Zeker van zijn plaats in die kern is Bart Goor (29). Samen met De Vlieger is Goor de enige Rode Duivel die alle kwalificatiewedstrijden voor het WK speelde. De relatieve rust waarmee de voorbereiding van start ging, stemt hem tevreden. “Je kan moeilijk verwachten dat iedereen al voluit de blik op Japan richt, daar is nog tijd genoeg voor. Iedereen kan nu best wat rust gebruiken om de batterijen op te laden.” Dat ze aan zee niet eens een voetbalveld opstapten, vindt hij niet slecht. “Het is tijd voor wat anders, voor plezante dingen.”

Bart Goor heeft er zijn eerste seizoen in de Bundesliga opzitten. Het begin was moeilijk, niet alleen voor hemzelf, maar voor de hele ploeg. Er kwam een trainerswissel en uiteindelijk werd het kampioenschap nog afgesloten op een mooie vierde plaats. Hertha Berlijn pakte zelfs nog vijf punten meer dan vorig seizoen. “Ik heb vrij veel gespeeld”, zegt Goor. “Als je er rekening mee houdt dat het eerste jaar toch altijd aanpassen is, mag ik tevreden zijn. Alleen spijtig dat we weer geen Champions League halen. De punten die we daarvoor tekort schoten, hebben we in de eerste ronde laten liggen tegen ploegen die helemaal achteraan stonden. In de duels met rechtstreekse concurrenten haalden we goede punten.”

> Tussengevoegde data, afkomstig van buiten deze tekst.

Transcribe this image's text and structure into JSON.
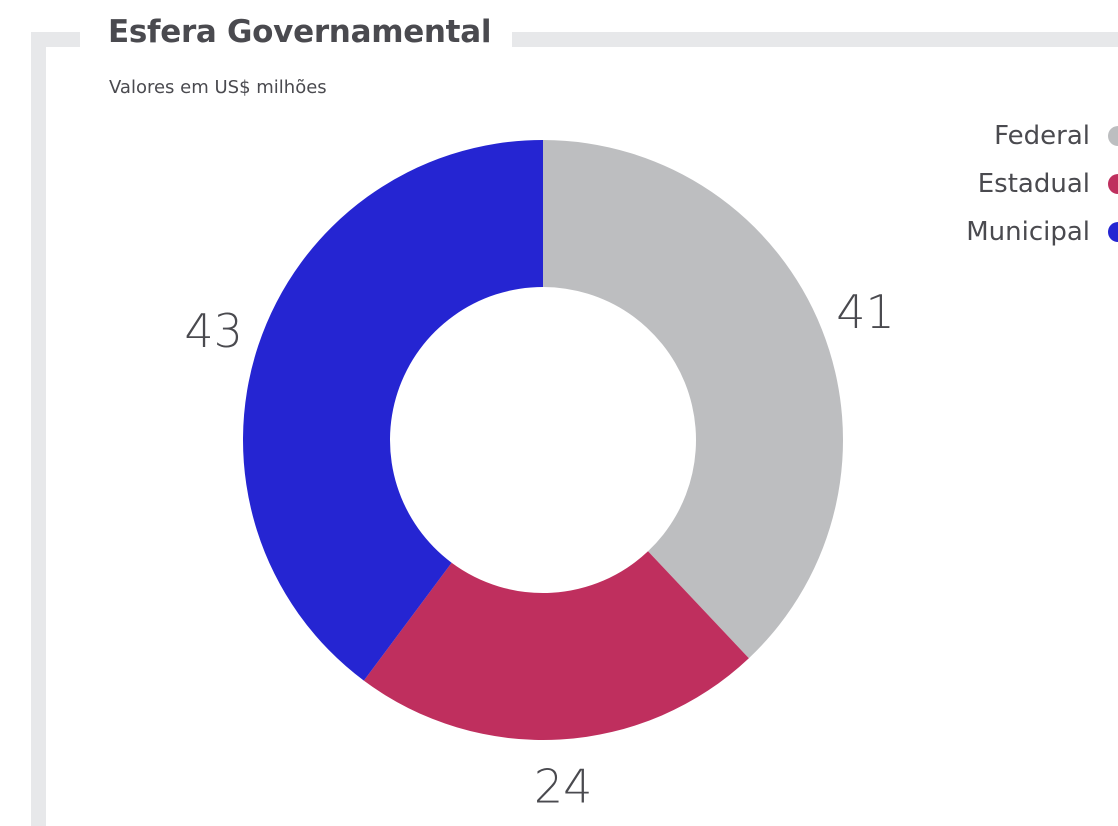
{
  "header": {
    "title": "Esfera Governamental",
    "subtitle": "Valores em US$ milhões"
  },
  "legend": {
    "items": [
      {
        "label": "Federal",
        "color": "#bdbec0"
      },
      {
        "label": "Estadual",
        "color": "#bf2f5e"
      },
      {
        "label": "Municipal",
        "color": "#2525d2"
      }
    ]
  },
  "chart_data": {
    "type": "pie",
    "variant": "donut",
    "title": "Esfera Governamental",
    "subtitle": "Valores em US$ milhões",
    "categories": [
      "Federal",
      "Estadual",
      "Municipal"
    ],
    "values": [
      41,
      24,
      43
    ],
    "colors": [
      "#bdbec0",
      "#bf2f5e",
      "#2525d2"
    ],
    "value_labels": [
      "41",
      "24",
      "43"
    ],
    "legend_position": "top-right",
    "start_angle_deg": 0
  }
}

De nieuwe trainer, Falko Götz, bracht er naar het zeggen van Goor vooral weer vrij veel plezier in. Want dat ontbrak. “Het probleem was vooral dat Röber al zes jaar bij Hertha werkte. Ik was nieuw en uiteraard nog niet op hem uitgekeken, maar de meeste spelers hadden wel iets van : altijd hetzelfde, zèg… Op den duur mis je vinnigheid, dat wat nodig is om een wedstrijd te winnen. Een nieuwe trainer komt met andere oefenstof, en dat maakt het weer wat plezieriger.”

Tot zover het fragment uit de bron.